Goosebumps sure are resourceful — growing hair when we don't have a sweater handy! But why do we get these things in the first place?

We get goosebumps when our bodies perceive a threat

When we get them because we're cold, goosebumps trigger muscle movements that warm us up, per Scientific American. In situations where we're feeling a strong emotion, whether it's fear or musical inspiration, goosebumps are a gift to us from our sympathetic nervous system, which is also called the fight-or-flight response. It's your body's way of saying, "Whoa, look out!" when it perceives a threat. And having any sudden, strong emotion — even a good one — is at first interpreted as an attack, according to Mitchell Colver, a researcher at Utah State University. "Literally, in the few split seconds between our emotional brain's interpretation and our cognitive brain's interpretation, something really funny happens: The emotional brain fires (BLAM!) all of our typical threat-response behaviors," Culver told Discover.

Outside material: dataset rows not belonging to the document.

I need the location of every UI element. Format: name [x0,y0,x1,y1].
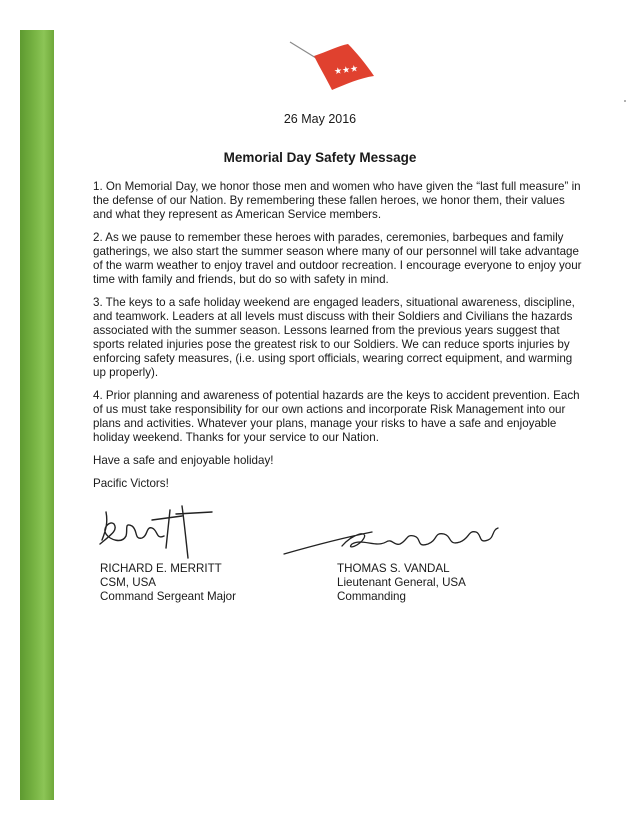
paragraph-2: 2. As we pause to remember these heroes with parades, ceremonies, barbeques and family gatherings, we also start the summer season where many of our personnel will take advantage of the warm weather to enjoy travel and outdoor recreation. I encourage everyone to enjoy your time with family and friends, but do so with safety in mind. [93,231,582,286]
signature-vandal [282,524,507,564]
signatory-title: Commanding [337,590,406,603]
signatory-name: THOMAS S. VANDAL [337,562,450,575]
signatory-rank: CSM, USA [100,576,157,589]
decorative-margin-bar [20,30,54,800]
paragraph-4: 4. Prior planning and awareness of potential hazards are the keys to accident prevention. Each of us must take responsibility for our own actions and incorporate Risk Management into our plans and activities. Whatever your plans, manage your risks to have a safe and enjoyable holiday weekend. Thanks for your service to our Nation. [93,389,580,444]
letter-body [93,180,583,500]
letter-date: 26 May 2016 [283,112,357,126]
closing-line: Have a safe and enjoyable holiday! [93,454,274,467]
letter-title: Memorial Day Safety Message [223,150,417,165]
scan-speck [624,100,626,102]
three-star-flag-icon [286,38,378,94]
paragraph-3: 3. The keys to a safe holiday weekend are engaged leaders, situational awareness, discipline, and teamwork. Leaders at all levels must discuss with their Soldiers and Civilians the hazards associated with the summer season. Lessons learned from the previous years suggest that sports related injuries pose the greatest risk to our Soldiers. We can reduce sports injuries by enforcing safety measures, (i.e. using sport officials, wearing correct equipment, and warming up properly). [93,296,575,379]
signatory-rank: Lieutenant General, USA [337,576,466,589]
signature-block-left [100,562,236,604]
signatory-name: RICHARD E. MERRITT [100,562,222,575]
signatory-title: Command Sergeant Major [100,590,236,603]
paragraph-1: 1. On Memorial Day, we honor those men and women who have given the “last full measure” in the defense of our Nation. By remembering these fallen heroes, we honor them, their values and what they represent as American Service members. [93,180,581,221]
signature-block-right [337,562,466,604]
sign-off: Pacific Victors! [93,477,169,490]
signature-merritt [92,500,232,562]
svg-text:★★★: ★★★ [333,64,359,78]
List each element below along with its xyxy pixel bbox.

You'll likely notice that as quickly as they appeared, the goosebumps will disappear once you've warmed up, or your brain has processed the emotions that your sympathetic nervous system first perceived as a threat (per Healthline). Other common fight-or-flight responses, like sweaty palms or a racing heart, also dissipate when your body gets the "all clear" from your brain. It's all part of a system of different parts of the body looking out for each other, and fortunately we have our cognitive brain to tell the sympathetic nervous system to slow its roll when there's truly nothing to worry about.